Automating cardiac ultrasounds

We use machine learning to enhance cardiac ultrasound scanners used for medical diagnostics.

The figure shows an ultrasound using landmark detection in five parts.

Caption: A Graph Convolutional Network (GCN) is used to encode landmarks and their relative relationship in ultrasound images. Figure: NR

Medical ultrasound is a non-invasive diagnostic imaging technique that uses high-frequency sound waves to generate images of the inside of the body. Echocardiography is a crucial application of medical ultrasound, and serves as a primary imaging tool for cardiologists in the assessment of cardiac function. This real-time imaging tool can be used to visualise and quantify the overall structure and function of the heart, including cardiac muscle, valves, pathologies, and blood flow. During ultrasound examinations, a significant portion of the physicians’ time is dedicated to making necessary adjustments and measurements. Consequently, cardiologists have had a longstanding need for simplified, largely automated processes.

Collaboration with GE Vingmed Ultrasound

GE Vingmed Ultrasound develops cardiac ultrasound scanners and software tools, and is dedicated to the ongoing development of new and increasingly intelligent software tools. Their objective is to consistently advance and expand the capabilities of the scanners in order to boost productivity and accelerate decision-making processes.

Over the course of several years, NR has developed methods and tools grounded in machine learning that contribute to GE Vingmed Ultrasound’s work and objectives. Our methods are based on deep neural networks and trained to recognise objects and phenomena through annotations of ultrasound images provided by doctors.

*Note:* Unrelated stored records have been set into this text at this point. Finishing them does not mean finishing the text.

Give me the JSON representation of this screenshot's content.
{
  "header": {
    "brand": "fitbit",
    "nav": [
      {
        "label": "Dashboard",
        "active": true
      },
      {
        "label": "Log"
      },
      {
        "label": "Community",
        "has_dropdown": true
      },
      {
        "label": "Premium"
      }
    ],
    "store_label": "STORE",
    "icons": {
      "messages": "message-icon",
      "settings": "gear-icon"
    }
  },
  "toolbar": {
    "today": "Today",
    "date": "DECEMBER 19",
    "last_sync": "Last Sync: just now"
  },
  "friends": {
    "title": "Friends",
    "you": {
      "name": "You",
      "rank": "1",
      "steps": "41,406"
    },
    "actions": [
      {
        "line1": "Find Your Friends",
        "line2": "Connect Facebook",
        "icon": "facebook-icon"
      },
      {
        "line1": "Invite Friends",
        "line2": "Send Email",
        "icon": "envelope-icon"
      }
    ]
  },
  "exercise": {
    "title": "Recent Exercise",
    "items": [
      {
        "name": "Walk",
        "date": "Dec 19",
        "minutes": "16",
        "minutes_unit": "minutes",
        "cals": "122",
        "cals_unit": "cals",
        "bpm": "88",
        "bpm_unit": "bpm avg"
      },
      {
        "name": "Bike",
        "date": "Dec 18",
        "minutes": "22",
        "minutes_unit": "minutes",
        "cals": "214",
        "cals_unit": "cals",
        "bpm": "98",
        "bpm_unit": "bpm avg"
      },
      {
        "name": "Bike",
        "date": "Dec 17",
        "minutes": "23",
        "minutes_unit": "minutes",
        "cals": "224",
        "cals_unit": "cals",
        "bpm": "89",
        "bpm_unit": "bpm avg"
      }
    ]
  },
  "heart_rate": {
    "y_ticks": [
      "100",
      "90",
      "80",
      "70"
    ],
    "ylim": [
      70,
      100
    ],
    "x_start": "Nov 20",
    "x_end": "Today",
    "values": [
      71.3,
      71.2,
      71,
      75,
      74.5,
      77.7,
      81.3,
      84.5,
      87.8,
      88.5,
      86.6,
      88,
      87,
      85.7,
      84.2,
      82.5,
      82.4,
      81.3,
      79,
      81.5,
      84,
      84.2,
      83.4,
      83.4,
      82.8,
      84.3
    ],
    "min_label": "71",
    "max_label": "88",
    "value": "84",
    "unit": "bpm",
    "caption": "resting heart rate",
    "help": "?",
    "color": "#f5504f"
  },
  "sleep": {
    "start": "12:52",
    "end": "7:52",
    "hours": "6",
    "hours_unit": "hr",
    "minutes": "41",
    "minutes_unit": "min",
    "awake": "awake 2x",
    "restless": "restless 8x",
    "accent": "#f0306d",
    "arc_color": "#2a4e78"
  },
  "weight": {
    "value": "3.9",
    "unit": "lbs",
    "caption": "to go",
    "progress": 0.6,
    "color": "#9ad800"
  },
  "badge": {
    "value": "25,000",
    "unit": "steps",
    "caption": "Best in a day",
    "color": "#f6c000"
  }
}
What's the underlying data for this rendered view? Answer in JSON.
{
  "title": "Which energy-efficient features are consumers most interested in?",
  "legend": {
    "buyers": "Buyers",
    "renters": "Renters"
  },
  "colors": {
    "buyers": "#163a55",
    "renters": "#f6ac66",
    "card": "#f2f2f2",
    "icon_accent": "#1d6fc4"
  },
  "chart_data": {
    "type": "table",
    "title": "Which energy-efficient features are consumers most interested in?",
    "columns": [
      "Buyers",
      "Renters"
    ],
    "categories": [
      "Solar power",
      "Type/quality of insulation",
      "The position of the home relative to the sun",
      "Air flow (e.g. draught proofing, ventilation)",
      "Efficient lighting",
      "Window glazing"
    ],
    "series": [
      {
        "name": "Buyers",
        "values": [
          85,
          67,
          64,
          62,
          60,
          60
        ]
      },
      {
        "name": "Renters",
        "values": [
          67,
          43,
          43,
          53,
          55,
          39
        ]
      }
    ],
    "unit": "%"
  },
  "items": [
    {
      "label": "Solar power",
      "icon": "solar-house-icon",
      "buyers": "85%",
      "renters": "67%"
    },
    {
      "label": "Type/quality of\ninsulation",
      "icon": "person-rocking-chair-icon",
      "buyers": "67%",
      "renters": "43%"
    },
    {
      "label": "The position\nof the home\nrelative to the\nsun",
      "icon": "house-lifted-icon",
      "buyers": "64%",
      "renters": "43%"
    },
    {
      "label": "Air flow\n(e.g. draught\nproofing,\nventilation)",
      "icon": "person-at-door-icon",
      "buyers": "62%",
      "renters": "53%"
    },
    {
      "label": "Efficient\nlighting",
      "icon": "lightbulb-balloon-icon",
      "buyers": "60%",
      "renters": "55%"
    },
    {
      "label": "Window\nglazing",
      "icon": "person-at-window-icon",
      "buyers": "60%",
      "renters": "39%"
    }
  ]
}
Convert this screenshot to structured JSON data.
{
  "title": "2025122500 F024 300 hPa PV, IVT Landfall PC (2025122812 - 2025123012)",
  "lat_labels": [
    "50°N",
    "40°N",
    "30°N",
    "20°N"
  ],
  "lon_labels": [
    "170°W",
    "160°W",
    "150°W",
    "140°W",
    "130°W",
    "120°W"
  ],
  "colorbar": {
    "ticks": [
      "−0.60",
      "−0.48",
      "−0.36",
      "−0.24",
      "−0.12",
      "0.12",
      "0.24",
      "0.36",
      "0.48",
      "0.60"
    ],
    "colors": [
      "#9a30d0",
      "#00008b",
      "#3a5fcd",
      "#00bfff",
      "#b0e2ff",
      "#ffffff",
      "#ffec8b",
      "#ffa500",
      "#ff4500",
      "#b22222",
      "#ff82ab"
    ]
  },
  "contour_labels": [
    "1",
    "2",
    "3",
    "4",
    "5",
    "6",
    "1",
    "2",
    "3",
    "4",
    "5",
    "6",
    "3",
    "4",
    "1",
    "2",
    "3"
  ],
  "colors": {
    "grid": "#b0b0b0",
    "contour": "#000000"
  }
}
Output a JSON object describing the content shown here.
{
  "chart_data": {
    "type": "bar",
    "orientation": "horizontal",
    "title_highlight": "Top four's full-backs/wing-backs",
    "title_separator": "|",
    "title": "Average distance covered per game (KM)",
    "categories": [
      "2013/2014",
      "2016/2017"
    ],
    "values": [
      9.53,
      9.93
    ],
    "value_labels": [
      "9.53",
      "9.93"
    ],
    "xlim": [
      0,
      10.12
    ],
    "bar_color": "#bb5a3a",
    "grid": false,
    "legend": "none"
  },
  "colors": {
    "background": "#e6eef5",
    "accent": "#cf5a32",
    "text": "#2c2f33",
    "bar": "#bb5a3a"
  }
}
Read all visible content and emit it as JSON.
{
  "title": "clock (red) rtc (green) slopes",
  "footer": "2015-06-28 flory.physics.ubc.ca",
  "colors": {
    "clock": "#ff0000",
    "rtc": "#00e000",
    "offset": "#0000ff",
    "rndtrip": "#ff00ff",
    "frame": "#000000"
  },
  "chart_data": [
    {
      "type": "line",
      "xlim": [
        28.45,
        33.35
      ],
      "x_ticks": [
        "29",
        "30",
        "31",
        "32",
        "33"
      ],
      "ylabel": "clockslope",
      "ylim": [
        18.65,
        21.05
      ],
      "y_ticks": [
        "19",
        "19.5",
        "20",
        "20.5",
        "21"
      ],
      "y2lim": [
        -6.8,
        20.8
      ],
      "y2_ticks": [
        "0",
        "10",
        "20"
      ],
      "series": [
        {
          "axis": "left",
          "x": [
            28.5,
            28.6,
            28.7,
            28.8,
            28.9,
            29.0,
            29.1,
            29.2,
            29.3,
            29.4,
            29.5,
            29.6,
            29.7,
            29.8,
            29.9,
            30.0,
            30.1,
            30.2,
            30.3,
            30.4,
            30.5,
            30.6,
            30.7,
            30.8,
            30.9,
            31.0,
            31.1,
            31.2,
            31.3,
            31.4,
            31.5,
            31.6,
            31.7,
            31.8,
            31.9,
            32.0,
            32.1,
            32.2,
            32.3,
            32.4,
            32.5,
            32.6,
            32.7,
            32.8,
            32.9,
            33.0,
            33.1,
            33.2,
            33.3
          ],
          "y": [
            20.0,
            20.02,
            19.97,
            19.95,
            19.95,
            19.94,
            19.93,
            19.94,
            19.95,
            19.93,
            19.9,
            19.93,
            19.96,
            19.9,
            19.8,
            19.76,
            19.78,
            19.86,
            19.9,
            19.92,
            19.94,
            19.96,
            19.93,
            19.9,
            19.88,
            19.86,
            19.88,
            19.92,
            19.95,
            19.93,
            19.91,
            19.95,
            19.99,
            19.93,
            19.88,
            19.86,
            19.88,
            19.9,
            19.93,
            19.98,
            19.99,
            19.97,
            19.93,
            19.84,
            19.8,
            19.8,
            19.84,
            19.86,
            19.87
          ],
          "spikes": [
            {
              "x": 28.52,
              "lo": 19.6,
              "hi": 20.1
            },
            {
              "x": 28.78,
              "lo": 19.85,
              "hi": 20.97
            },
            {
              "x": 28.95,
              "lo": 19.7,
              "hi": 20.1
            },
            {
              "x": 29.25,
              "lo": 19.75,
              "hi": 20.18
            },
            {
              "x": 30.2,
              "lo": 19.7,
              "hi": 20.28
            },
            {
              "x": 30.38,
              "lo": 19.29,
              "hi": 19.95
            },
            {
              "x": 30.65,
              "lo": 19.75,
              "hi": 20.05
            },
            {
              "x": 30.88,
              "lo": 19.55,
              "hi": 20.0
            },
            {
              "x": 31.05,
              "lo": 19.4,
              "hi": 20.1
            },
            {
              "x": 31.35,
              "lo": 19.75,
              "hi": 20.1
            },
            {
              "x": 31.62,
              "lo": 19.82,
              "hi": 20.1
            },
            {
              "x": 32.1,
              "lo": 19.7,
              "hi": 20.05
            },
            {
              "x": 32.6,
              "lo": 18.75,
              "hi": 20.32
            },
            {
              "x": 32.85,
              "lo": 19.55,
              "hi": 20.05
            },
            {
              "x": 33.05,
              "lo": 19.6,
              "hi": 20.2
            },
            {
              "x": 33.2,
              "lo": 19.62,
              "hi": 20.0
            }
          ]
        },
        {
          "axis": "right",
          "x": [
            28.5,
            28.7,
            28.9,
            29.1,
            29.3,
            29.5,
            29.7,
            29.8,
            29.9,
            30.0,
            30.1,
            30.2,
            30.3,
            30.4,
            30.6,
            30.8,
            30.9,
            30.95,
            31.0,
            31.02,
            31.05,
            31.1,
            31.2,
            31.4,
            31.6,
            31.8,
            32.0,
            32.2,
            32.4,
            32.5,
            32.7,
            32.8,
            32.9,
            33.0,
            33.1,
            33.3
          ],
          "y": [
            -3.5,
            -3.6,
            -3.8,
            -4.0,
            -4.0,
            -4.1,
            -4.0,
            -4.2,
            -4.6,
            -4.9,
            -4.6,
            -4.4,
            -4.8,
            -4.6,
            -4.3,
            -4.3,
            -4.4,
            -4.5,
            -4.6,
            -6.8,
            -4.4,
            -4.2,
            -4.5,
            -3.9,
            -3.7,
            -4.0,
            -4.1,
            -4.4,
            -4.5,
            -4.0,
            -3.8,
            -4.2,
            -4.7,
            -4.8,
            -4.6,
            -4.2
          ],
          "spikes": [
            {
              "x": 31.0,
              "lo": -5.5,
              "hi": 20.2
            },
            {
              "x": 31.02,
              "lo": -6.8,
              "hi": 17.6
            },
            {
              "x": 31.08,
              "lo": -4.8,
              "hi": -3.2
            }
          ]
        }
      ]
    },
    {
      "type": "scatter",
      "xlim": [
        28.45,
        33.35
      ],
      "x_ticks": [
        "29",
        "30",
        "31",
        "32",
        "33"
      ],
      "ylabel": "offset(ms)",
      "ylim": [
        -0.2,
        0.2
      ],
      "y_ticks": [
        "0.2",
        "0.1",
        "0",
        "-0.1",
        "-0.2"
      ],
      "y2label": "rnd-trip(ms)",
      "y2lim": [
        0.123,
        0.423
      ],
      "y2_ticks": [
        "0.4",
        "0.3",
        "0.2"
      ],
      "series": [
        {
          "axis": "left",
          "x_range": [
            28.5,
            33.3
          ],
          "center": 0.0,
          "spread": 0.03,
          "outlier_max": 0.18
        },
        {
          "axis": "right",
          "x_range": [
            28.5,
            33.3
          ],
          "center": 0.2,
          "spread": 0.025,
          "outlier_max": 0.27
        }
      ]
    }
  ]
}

Recognition requires intelligent solutions

There are numerous challenges associated with recognition which necessitate smart solutions. Ultrasound images are often noisy, diffuse and demand expertise for accurate annotation. At the same time, annotation is time-consuming and it can be challenging to acquire enough training data for machine learning. In addition, there is a need for relatively fast and compact algorithms that can be implemented on ultrasound scanners and deliver quick responses.

Streamlining the identification process with automation

When using the scanner, a sequence of ultrasound images is typically taken from a specific view of the heart. Streamlining this process for radiologists involves automatic identification and logging of the view. Deep learning models have been developed to address this, with important consideration of the scanner’s capabilities and the trade-off between accuracy, speed and memory usage. Another important focus area has been placed on enabling outlier detection and confidence estimation within the models.

Landmark detection and measurements

In patient care, measurements of the left ventricle (LV) are routinely performed, providing a quick quantitative assessment of heart health. However, this task is challenging due to the high variability arising from the difficulty of precisely detecting relevant structures. To address this, we have developed tools for landmark detection, employing both heatmap-based methods and graph convolutional networks. Our methods show performance levels comparable to manual identification, providing valuable support in heart health assessments.

Automatic prediction of cardiac events

An important task in echocardiography is to identify frames where key cardiac events occur in the ultrasound sequences, such as events related to when the heart is relaxed and when the heart contracts. These are important to cardiologists as many measurements are performed on the ultrasound frames that correspond to these events. We are currently developing deep learning models, like CNN-LSTM and transformer models, that can automatically predict cardiac events from temporal image data.